A secretária explica que, após o curso, as mulheres são direcionadas para vagas de trabalho disponibilizadas pelo Serviço Nacional do Emprego (Sine).
Para aquelas que desejam abrir o próprio negócio, Chiesa afirma que o município também oferece incentivos, como orientação para formalizar e regularizar a empresa, orientação da emissão da guia de Documento de Arrecadação do Simples Nacional (DAS), declaração anual de micro-empreendedor individual (MEI) e capacitações sobre gestão.
Há, ainda, o Centro de Atendimento a Mulher (CAM), que funciona como uma rede apoio onde as mulheres podem ser acolhidas e orientadas. Uma vítima de violência que passou pelo Centro em 2022 contou que, após ser acolhida pelo projeto, fez um curso de cuidadora de idosos e conseguiu romper o ciclo de dependência econômica que tinha do companheiro.
Vi outras pessoas e outro mundo lá fora. Não é aquilo que eu via dentro de casa. Eu ouvia tanto que eu não conseguia fazer nada que acabei acreditando. Agora vejo que eu posso. Tenho meu valor, meu lugar no mundo e estou indo rumo ao meu sonho de ser uma profissional e ter minha independência.
CAM em Londrina funciona como uma rede apoio onde as mulheres podem ser acolhidas e orientadas.
Vivian Honorato/Prefeitura de Londrina
Em Paranavaí, o primeiro plano da cidade foi aprovado em março deste ano. De acordo com a vice-presidente do Conselho Municipal dos Direitos das Mulheres, Rosi Sanga, o documento começou a ser planejado a partir da aprovação da legislação do Fundo Municipal dos Direitos da Mulher.
Em seguida foram realizadas escutas e uma audiência pública com a sociedade civil e redes de atendimento. O plano foi aprovado, entrou em vigor 2025 e ficará ativo até 2028.
Não ter Plano Municipal de Políticas para as Mulheres, no entanto, não significa que a cidade não tenha iniciativas voltadas à causa. Maringá é um exemplo.
A prefeitura, por meio da Secretaria de Políticas Públicas para Mulheres, oferta gratuitamente cursos de qualificação, profissionalizantes e faz encaminhamentos para vagas de emprego. Ao mesmo tempo, a cidade ainda está na fase de discussão do plano.
A expectativa da prefeitura é que o documento seja formalizado após a eleição e posse do Conselho Municipal dos Direitos das Mulheres para a gestão 2025/2027, que ocorrerá em 24 de abril. A previsão é de o plano seja aprovado na Conferência Municipal, em junho.
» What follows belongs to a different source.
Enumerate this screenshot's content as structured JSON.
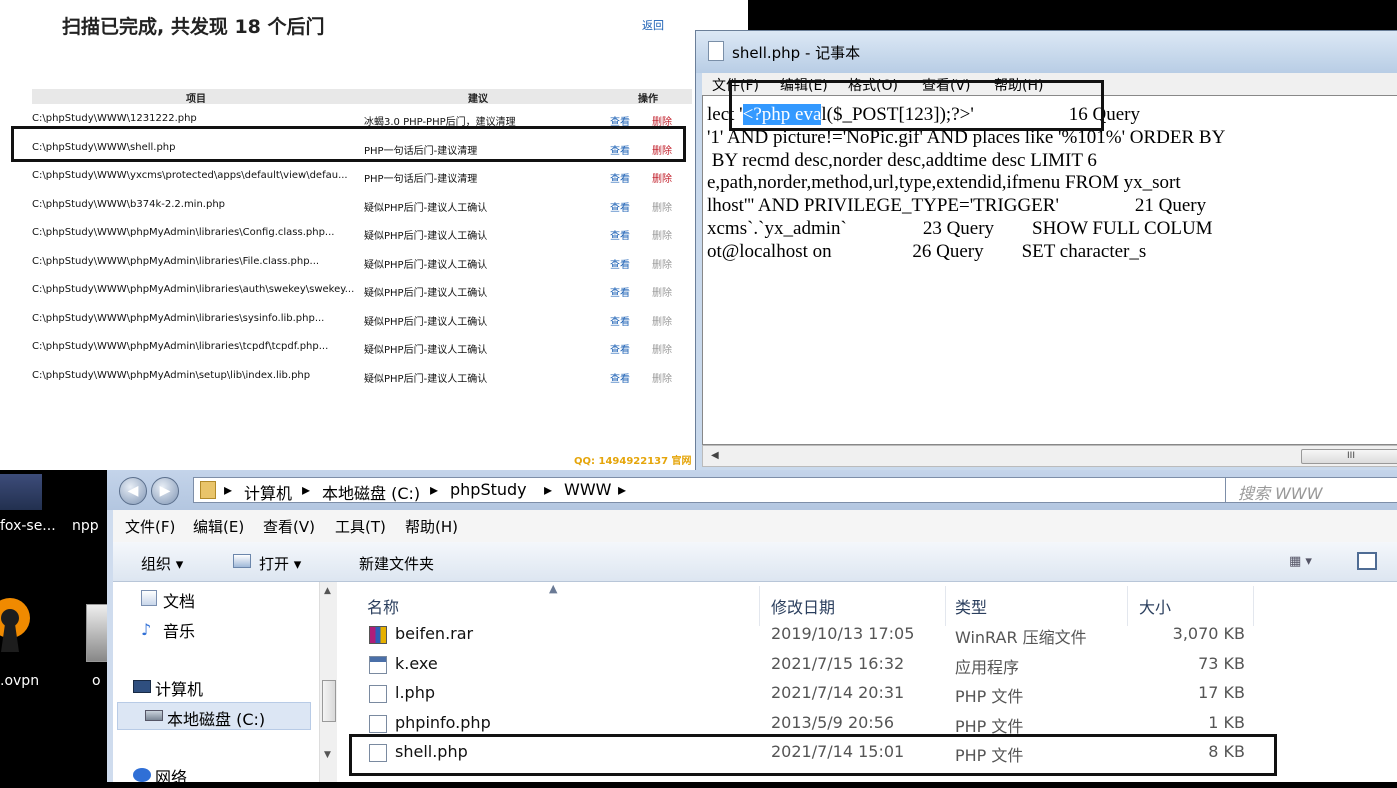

Planos podem auxiliar a combater feminicídios e violência doméstica
Em 2024, Paraná registrou 312 casos de feminicídio.
Marcelo Camargo/Agência Brasil
A advogada Rita Rossi explica que as situações abusivas muitas vezes se estendem pela dependência financeira do agressor.
Por isso, a especialista considera que o acesso ao emprego é fundamental para as mulheres vítimas de violência, pois proporciona autonomia financeira e a capacidade de sustentar elas próprias e os filhos. Estas políticas podem evitar, entre outras violências, o feminicídio.
“É fundamental ter que a mulher vítima de violência tenha autonomia financeira. Quando têm recursos próprios, elas podem planejar sua saída de uma relação abusiva, buscar abrigo, assistência legal e apoio psicológico, sem medo de que ela e seus filhos passem necessidade”, explicou Rossi.
Dados obtidos junto a Coordenadoria Estadual da Mulher em Situação de Violência Doméstica (Cevid) do Tribunal de Justiça do Paraná (TJ-PR), mostram que o número de feminicídios registrados no estado cresceu 63,3% nos últimos quatro anos.
Em 2024, foram 312 casos registrados. Em 2023, foram 258. Em 2022 e 2021, foram 202 e 191 registros, respectivamente.
Os casos de violência doméstica também cresceram, conforme a Secretaria Estadual de Segurança Pública (Sesp-PR). O número saltou de 66.151 casos em 2021 para 82.875 em 2024 – um aumento de 25%.
Também houve crescimento de 50% pedidos de medidas protetivas de urgência. De acordo com o TJ-PR, foram feitas 40.046 solicitações em 2021 e 60.197 em 2024.
No gráfico abaixo, é possível perceber que o aumento de casos de violência doméstica e dos pedidos de medidas protetivas seguiu a mesma tendência, registrando um salto entre 2022 e 2023.
Em nota, a Secretaria de Segurança Pública do Estado (Sesp) afirma que os dados refletem o aumento das investigações e da repressão qualificada. Diz, também, que para enfrentar os feminicídios de maneira mais assertiva, a secretaria implementou uma operação especial chamada Mulher Segura que está funcionando nos 399 municípios.
De acordo com a pasta, o conjunto de ações contempla aumento do policiamento, palestras comunitárias sobre a importância da denúncia, oficinas de defesa pessoal, primeiros socorros e rodas de conversas para conscientização de homens sobre o combate à violência doméstica.
Auditorias nos municípios
Com os resultados da pesquisa do TCE, a auditora Camila Félix explica que, a partir deste ano, os municípios com altos índices de violência passarão por auditorias, onde serão verificados detalhes das eventuais políticas públicas em funcionamento nas cidades.
“Inverter o cenário não depende só do TCE. Nós conseguimos ver que o estado tem um comitê interdisciplinar de enfretamento a violência contra mulher que abrange varias áreas e todos estão unidos para fazer planos e ações em prol desse enfrentamento. É um trabalho de formiguinha, mas todos os órgãos e a sociedade tem que colaborar para a postura e a cultura, para que as próximas gerações não perpetuem essas violências”, finalizou Camila.
Confira outros resultados coletados durante o levantamento:
➡️ Assistência social
64,83% dos municípios disseram que não possuem abrigamento temporário para mulheres em situação de violência que se encontram sob ameaça ou precisam de proteção urgente;
➡️ Gestão
82,15% dos municípios disseram que não possuem unidade especializada responsável pela gestão e articulação de políticas públicas voltadas à garantia dos direitos das mulheres;
➡️ Educação
60,10% dos municípios disseram que não possuem planejamento anual de atividades voltadas aos direitos da mulher para alunos dos anos iniciais do ensino fundamental.
➡️ Saúde
75,07% dos municípios disseram que não possuem espaço reservado em instalações de saúde para acolhimento e atendimento de vítimas de violência doméstica;
80,05% dos municípios disseram que não possuem equipe especializada em atendimento a mulheres em situação de violência sexual;
80,58% dos municípios disseram que não possuem equipe especializada em atendimento a mulheres em situação de violência doméstica;
97,11% dos municípios disseram que possuem ambulatório especializado para violência sexual;
➡️ Segurança
67,72% dos municípios disseram que não contam com a presença da Patrulha Maria da Penha.